Polestar, the Swedish electric vehicle manufacturer backed by China’s Geely, has announced a strategic review of its operations following a 14% drop in third-quarter deliveries. The company reported handing over 11,900 vehicles during the quarter, down from 13,900 a year ago, amid weakening demand for electric vehicles due to high interest rates and rising consumer interest in hybrid alternatives. Shares of Polestar dropped more than 3% following the news.
In his first public statement since taking over on October 1, new CEO Michael Lohscheller outlined the company’s focus moving forward. “A key to our future success will be the development of our commercial capabilities: going from showing to actively selling cars,” Lohscheller said. He added that markets where this active sales approach had already been implemented were “showing solid order intake.” The full details of the review will be shared on January 16, alongside Polestar’s third-quarter financial results.

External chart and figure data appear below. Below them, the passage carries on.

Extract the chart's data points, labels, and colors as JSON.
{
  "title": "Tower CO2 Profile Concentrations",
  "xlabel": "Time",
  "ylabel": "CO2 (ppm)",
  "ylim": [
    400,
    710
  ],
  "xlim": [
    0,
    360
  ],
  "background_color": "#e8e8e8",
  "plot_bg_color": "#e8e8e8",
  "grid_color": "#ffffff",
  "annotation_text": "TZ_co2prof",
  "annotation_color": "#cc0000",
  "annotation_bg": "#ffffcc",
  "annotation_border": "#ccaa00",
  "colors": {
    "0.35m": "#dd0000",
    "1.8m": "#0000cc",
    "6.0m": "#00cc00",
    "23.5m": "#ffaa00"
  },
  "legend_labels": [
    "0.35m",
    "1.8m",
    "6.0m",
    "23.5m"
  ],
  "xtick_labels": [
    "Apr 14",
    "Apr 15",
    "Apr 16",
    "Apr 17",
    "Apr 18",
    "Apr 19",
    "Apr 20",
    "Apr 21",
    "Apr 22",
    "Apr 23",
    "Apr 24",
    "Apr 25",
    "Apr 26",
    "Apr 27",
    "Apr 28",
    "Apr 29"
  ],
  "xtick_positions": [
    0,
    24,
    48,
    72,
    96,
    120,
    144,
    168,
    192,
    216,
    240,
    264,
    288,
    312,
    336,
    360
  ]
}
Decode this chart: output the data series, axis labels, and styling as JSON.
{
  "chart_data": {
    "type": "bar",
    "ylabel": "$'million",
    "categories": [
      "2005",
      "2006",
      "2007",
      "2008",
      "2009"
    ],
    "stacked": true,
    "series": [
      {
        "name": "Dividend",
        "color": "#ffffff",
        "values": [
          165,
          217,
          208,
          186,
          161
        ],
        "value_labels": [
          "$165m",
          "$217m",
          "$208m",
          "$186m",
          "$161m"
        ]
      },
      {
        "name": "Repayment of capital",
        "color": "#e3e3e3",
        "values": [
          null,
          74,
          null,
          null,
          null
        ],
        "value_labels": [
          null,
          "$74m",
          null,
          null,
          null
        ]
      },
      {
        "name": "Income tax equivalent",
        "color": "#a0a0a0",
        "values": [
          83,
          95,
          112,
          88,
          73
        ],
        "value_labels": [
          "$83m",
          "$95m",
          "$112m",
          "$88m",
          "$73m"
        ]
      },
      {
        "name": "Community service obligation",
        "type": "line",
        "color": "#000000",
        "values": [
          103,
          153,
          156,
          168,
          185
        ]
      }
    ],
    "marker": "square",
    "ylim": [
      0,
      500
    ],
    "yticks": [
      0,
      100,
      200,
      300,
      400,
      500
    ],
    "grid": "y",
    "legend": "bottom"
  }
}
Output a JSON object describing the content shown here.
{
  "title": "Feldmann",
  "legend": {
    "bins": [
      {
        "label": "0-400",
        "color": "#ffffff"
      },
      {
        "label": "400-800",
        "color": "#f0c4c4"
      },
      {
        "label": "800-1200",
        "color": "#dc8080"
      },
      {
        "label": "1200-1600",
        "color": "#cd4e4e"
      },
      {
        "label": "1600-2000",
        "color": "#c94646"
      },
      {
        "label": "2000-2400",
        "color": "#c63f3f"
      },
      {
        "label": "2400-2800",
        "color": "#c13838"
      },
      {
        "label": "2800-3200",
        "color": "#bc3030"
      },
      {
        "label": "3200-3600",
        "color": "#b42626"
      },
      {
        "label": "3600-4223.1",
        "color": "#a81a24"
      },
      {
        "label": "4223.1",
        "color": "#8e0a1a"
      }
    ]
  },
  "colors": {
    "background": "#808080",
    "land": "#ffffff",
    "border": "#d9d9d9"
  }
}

Despite current challenges, including the imposition of U.S. and European tariffs on Chinese imports, Polestar reaffirmed its goal of achieving break-even cash flow by the end of 2024. Lohscheller emphasized that the company is working on cost reductions and strengthening its supplier relationships to manage production costs more effectively. “We are engaged in constructive dialogue with our lenders,” the company noted, as it seeks additional capital and plans to shift more of its production outside of China.
Polestar’s financial situation remains under pressure, but its strategy of cost control and active market engagement reflects a determined effort to navigate the competitive EV landscape. “I think that’s encouraging because it alludes to the fact that the company is being strategic about cost-cutting and finding some synergies around pricing and cost and the production process,” said Andres Sheppard, senior equity analyst at Cantor Fitzgerald.